How Understanding Behavior Will Improve Process Performance
I talked to Russ Gould of Kofax about the role of behavioral analysis in improving process outcomes. Russ will be presenting ‘Understanding How Behavior-Based Analytics Affects Process Outcomes in a Healthcare Scenario’ at APQC’s 2017 Process & Performance Management Conference October 2-6.
What role does business intelligence play in managing process performance?
You need to measure something in order to manage it. Business intelligence (BI) is limited in its ability to manage process performance because it typically looks at each type of data point in a process individually, providing no means to capitalize on the process context of the data. To better understand how a business process is performing, we must extend BI to track metrics on process behaviors including what steps are done, in what sequence, and how long each step takes.
What are the limitations of traditional analytics dashboards when it comes to process management?
BI traditionally aggregates identical data points to measure discrete aspects of process performance, yet provides no support in understanding factors such as profitability, customer satisfaction, or turnaround time related to specific process rules. Process intelligence is required, using all relevant, real time data sources to calculate process metrics based on timing, sequencing, and properties of the steps in each process instance. The resulting range of dashboard views make it easy to see a process following an expected flow, identify deviations and bottlenecks, and define alerts when specific process behaviors are detected. It’s essential information that supports better operational decisions than BI dashboards limited to only traditional non-process aware metrics.
What drives the need for real-time visibility in each process step?
Because organizations are made up of processes, process effectiveness is fundamental to achieving objectives and success. Certain aspects of process optimization can be accomplished with process intelligence and behavior based analytics operating on historical data. Near real-time data extends a platform’s capability by showing process bottlenecks developing in real time. Alerts signal if a process instance is not in compliance with sequence or timing rules, providing an up to the minute view of the health of any business process.
What are some approaches that organizations can use to capture behavior-based analytics?
Organizations typically go one of three routes. Solutions can be built from scratch relying on programmers; they can employ a traditional BI tool, using programmers to code the process intelligence capability; or they can deploy analytics and process intelligence software with these capabilities already built in. It’s important to recognize that the homegrown options can be very costly in terms of time to value, expensive programmers, and inflexibility for the business user. For example, behavior based analytics should ideally allow end-users to define a process behavior of interest and see how it relates to metric outcomes. This does not require process behaviors or rules to be defined ahead of time and implemented by a developer. In its third release supporting Behavior Based Analytics, Kofax Insight now supports end-users in defining increasingly complex process behaviors that closely map to business requirements and are typically not implemented in a BPM or workflow tool. This means that an end-user can experiment with defining process behaviors of interest, gaining insight on varied metric results when rules were or were not followed.

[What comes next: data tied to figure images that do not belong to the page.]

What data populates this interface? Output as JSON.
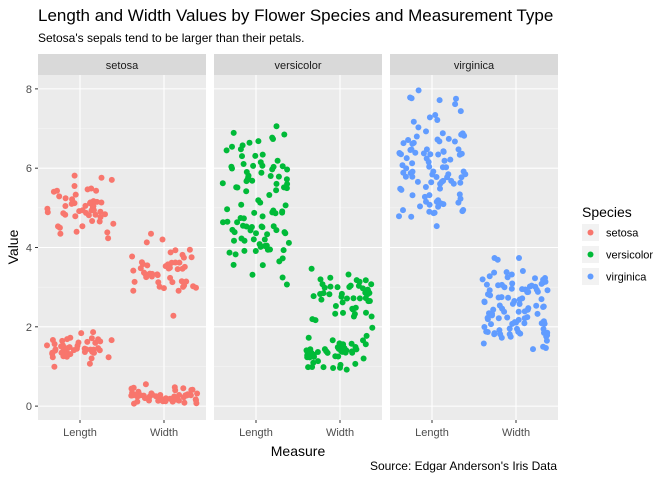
{
  "chart_data": {
    "type": "scatter",
    "title": "Length and Width Values by Flower Species and Measurement Type",
    "subtitle": "Setosa's sepals tend to be larger than their petals.",
    "caption": "Source: Edgar Anderson's Iris Data",
    "xlabel": "Measure",
    "ylabel": "Value",
    "categories": [
      "Length",
      "Width"
    ],
    "ylim": [
      -0.35,
      8.35
    ],
    "yticks": [
      0,
      2,
      4,
      6,
      8
    ],
    "grid": true,
    "jitter": true,
    "legend": {
      "title": "Species",
      "placement": "right"
    },
    "facets": [
      "setosa",
      "versicolor",
      "virginica"
    ],
    "series": [
      {
        "name": "setosa",
        "color": "#F8766D",
        "Length": [
          5.1,
          4.9,
          4.7,
          4.6,
          5.0,
          5.4,
          4.6,
          5.0,
          4.4,
          4.9,
          5.4,
          4.8,
          4.8,
          4.3,
          5.8,
          5.7,
          5.4,
          5.1,
          5.7,
          5.1,
          5.4,
          5.1,
          4.6,
          5.1,
          4.8,
          5.0,
          5.0,
          5.2,
          5.2,
          4.7,
          4.8,
          5.4,
          5.2,
          5.5,
          4.9,
          5.0,
          5.5,
          4.9,
          4.4,
          5.1,
          5.0,
          4.5,
          4.4,
          5.0,
          5.1,
          4.8,
          5.1,
          4.6,
          5.3,
          5.0,
          1.4,
          1.4,
          1.3,
          1.5,
          1.4,
          1.7,
          1.4,
          1.5,
          1.4,
          1.5,
          1.5,
          1.6,
          1.4,
          1.1,
          1.2,
          1.5,
          1.3,
          1.4,
          1.7,
          1.5,
          1.7,
          1.5,
          1.0,
          1.7,
          1.9,
          1.6,
          1.6,
          1.5,
          1.4,
          1.6,
          1.6,
          1.5,
          1.5,
          1.4,
          1.5,
          1.2,
          1.3,
          1.4,
          1.3,
          1.5,
          1.3,
          1.3,
          1.3,
          1.6,
          1.9,
          1.4,
          1.6,
          1.4,
          1.5,
          1.4
        ],
        "Width": [
          3.5,
          3.0,
          3.2,
          3.1,
          3.6,
          3.9,
          3.4,
          3.4,
          2.9,
          3.1,
          3.7,
          3.4,
          3.0,
          3.0,
          4.0,
          4.4,
          3.9,
          3.5,
          3.8,
          3.8,
          3.4,
          3.7,
          3.6,
          3.3,
          3.4,
          3.0,
          3.4,
          3.5,
          3.4,
          3.2,
          3.1,
          3.4,
          4.1,
          4.2,
          3.1,
          3.2,
          3.5,
          3.6,
          3.0,
          3.4,
          3.5,
          2.3,
          3.2,
          3.5,
          3.8,
          3.0,
          3.8,
          3.2,
          3.7,
          3.3,
          0.2,
          0.2,
          0.2,
          0.2,
          0.2,
          0.4,
          0.3,
          0.2,
          0.2,
          0.1,
          0.2,
          0.2,
          0.1,
          0.1,
          0.2,
          0.4,
          0.4,
          0.3,
          0.3,
          0.3,
          0.2,
          0.4,
          0.2,
          0.5,
          0.2,
          0.2,
          0.4,
          0.2,
          0.2,
          0.2,
          0.2,
          0.4,
          0.1,
          0.2,
          0.2,
          0.2,
          0.2,
          0.1,
          0.2,
          0.2,
          0.3,
          0.3,
          0.2,
          0.6,
          0.4,
          0.3,
          0.2,
          0.2,
          0.2,
          0.2
        ]
      },
      {
        "name": "versicolor",
        "color": "#00BA38",
        "Length": [
          7.0,
          6.4,
          6.9,
          5.5,
          6.5,
          5.7,
          6.3,
          4.9,
          6.6,
          5.2,
          5.0,
          5.9,
          6.0,
          6.1,
          5.6,
          6.7,
          5.6,
          5.8,
          6.2,
          5.6,
          5.9,
          6.1,
          6.3,
          6.1,
          6.4,
          6.6,
          6.8,
          6.7,
          6.0,
          5.7,
          5.5,
          5.5,
          5.8,
          6.0,
          5.4,
          6.0,
          6.7,
          6.3,
          5.6,
          5.5,
          5.5,
          6.1,
          5.8,
          5.0,
          5.6,
          5.7,
          5.7,
          6.2,
          5.1,
          5.7,
          4.7,
          4.5,
          4.9,
          4.0,
          4.6,
          4.5,
          4.7,
          3.3,
          4.6,
          3.9,
          3.5,
          4.2,
          4.0,
          4.7,
          3.6,
          4.4,
          4.5,
          4.1,
          4.5,
          3.9,
          4.8,
          4.0,
          4.9,
          4.7,
          4.3,
          4.4,
          4.8,
          5.0,
          4.5,
          3.5,
          3.8,
          3.7,
          3.9,
          5.1,
          4.5,
          4.5,
          4.7,
          4.4,
          4.1,
          4.0,
          4.4,
          4.6,
          4.0,
          3.3,
          4.2,
          4.2,
          4.2,
          4.3,
          3.0,
          4.1
        ],
        "Width": [
          3.2,
          3.2,
          3.1,
          2.3,
          2.8,
          2.8,
          3.3,
          2.4,
          2.9,
          2.7,
          2.0,
          3.0,
          2.2,
          2.9,
          2.9,
          3.1,
          3.0,
          2.7,
          2.2,
          2.5,
          3.2,
          2.8,
          2.5,
          2.8,
          2.9,
          3.0,
          2.8,
          3.0,
          2.9,
          2.6,
          2.4,
          2.4,
          2.7,
          2.7,
          3.0,
          3.4,
          3.1,
          2.3,
          3.0,
          2.5,
          2.6,
          3.0,
          2.6,
          2.3,
          2.7,
          3.0,
          2.9,
          2.9,
          2.5,
          2.8,
          1.4,
          1.5,
          1.5,
          1.3,
          1.5,
          1.3,
          1.6,
          1.0,
          1.3,
          1.4,
          1.0,
          1.5,
          1.0,
          1.4,
          1.3,
          1.4,
          1.5,
          1.0,
          1.5,
          1.1,
          1.8,
          1.3,
          1.5,
          1.2,
          1.3,
          1.4,
          1.4,
          1.7,
          1.5,
          1.0,
          1.1,
          1.0,
          1.2,
          1.6,
          1.5,
          1.6,
          1.5,
          1.3,
          1.3,
          1.3,
          1.2,
          1.4,
          1.2,
          1.0,
          1.3,
          1.2,
          1.3,
          1.3,
          1.1,
          1.3
        ]
      },
      {
        "name": "virginica",
        "color": "#619CFF",
        "Length": [
          6.3,
          5.8,
          7.1,
          6.3,
          6.5,
          7.6,
          4.9,
          7.3,
          6.7,
          7.2,
          6.5,
          6.4,
          6.8,
          5.7,
          5.8,
          6.4,
          6.5,
          7.7,
          7.7,
          6.0,
          6.9,
          5.6,
          7.7,
          6.3,
          6.7,
          7.2,
          6.2,
          6.1,
          6.4,
          7.2,
          7.4,
          7.9,
          6.4,
          6.3,
          6.1,
          7.7,
          6.3,
          6.4,
          6.0,
          6.9,
          6.7,
          6.9,
          5.8,
          6.8,
          6.7,
          6.7,
          6.3,
          6.5,
          6.2,
          5.9,
          6.0,
          5.1,
          5.9,
          5.6,
          5.8,
          6.6,
          4.5,
          6.3,
          5.8,
          6.1,
          5.1,
          5.3,
          5.5,
          5.0,
          5.1,
          5.3,
          5.5,
          6.7,
          6.9,
          5.0,
          5.7,
          4.9,
          6.7,
          4.9,
          5.7,
          6.0,
          4.8,
          4.9,
          5.6,
          5.8,
          6.1,
          6.4,
          5.6,
          5.1,
          5.6,
          6.1,
          5.6,
          5.5,
          4.8,
          5.4,
          5.6,
          5.1,
          5.1,
          5.9,
          5.7,
          5.2,
          5.0,
          5.2,
          5.4,
          5.1
        ],
        "Width": [
          3.3,
          2.7,
          3.0,
          2.9,
          3.0,
          3.0,
          2.5,
          2.9,
          2.5,
          3.6,
          3.2,
          2.7,
          3.0,
          2.5,
          2.8,
          3.2,
          3.0,
          3.8,
          2.6,
          2.2,
          3.2,
          2.8,
          2.8,
          2.7,
          3.3,
          3.2,
          2.8,
          3.0,
          2.8,
          3.0,
          2.8,
          3.8,
          2.8,
          2.8,
          2.6,
          3.0,
          3.4,
          3.1,
          3.0,
          3.1,
          3.1,
          3.1,
          2.7,
          3.2,
          3.3,
          3.0,
          2.5,
          3.0,
          3.4,
          3.0,
          2.5,
          1.9,
          2.1,
          1.8,
          2.2,
          2.1,
          1.7,
          1.8,
          1.8,
          2.5,
          2.0,
          1.9,
          2.1,
          2.0,
          2.4,
          2.3,
          1.8,
          2.2,
          2.3,
          1.5,
          2.3,
          2.0,
          2.0,
          1.8,
          2.1,
          1.8,
          1.8,
          1.8,
          2.1,
          1.6,
          1.9,
          2.0,
          2.2,
          1.5,
          1.4,
          2.3,
          2.4,
          1.8,
          1.8,
          2.1,
          2.4,
          2.3,
          1.9,
          2.3,
          2.5,
          2.3,
          1.9,
          2.0,
          2.3,
          1.8
        ]
      }
    ]
  }
}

What’s the biggest challenge in understanding how behavior impacts process performance?
BI tools don’t analyze process behavior. Process monitoring and mining tools don’t track traditional metrics. To see how process behavior impacts process performance, you need a platform that monitors and quantifies process behaviors, captures the metrics that relate to each process, and uses these two together to demonstrate how process behaviors relate to metric results.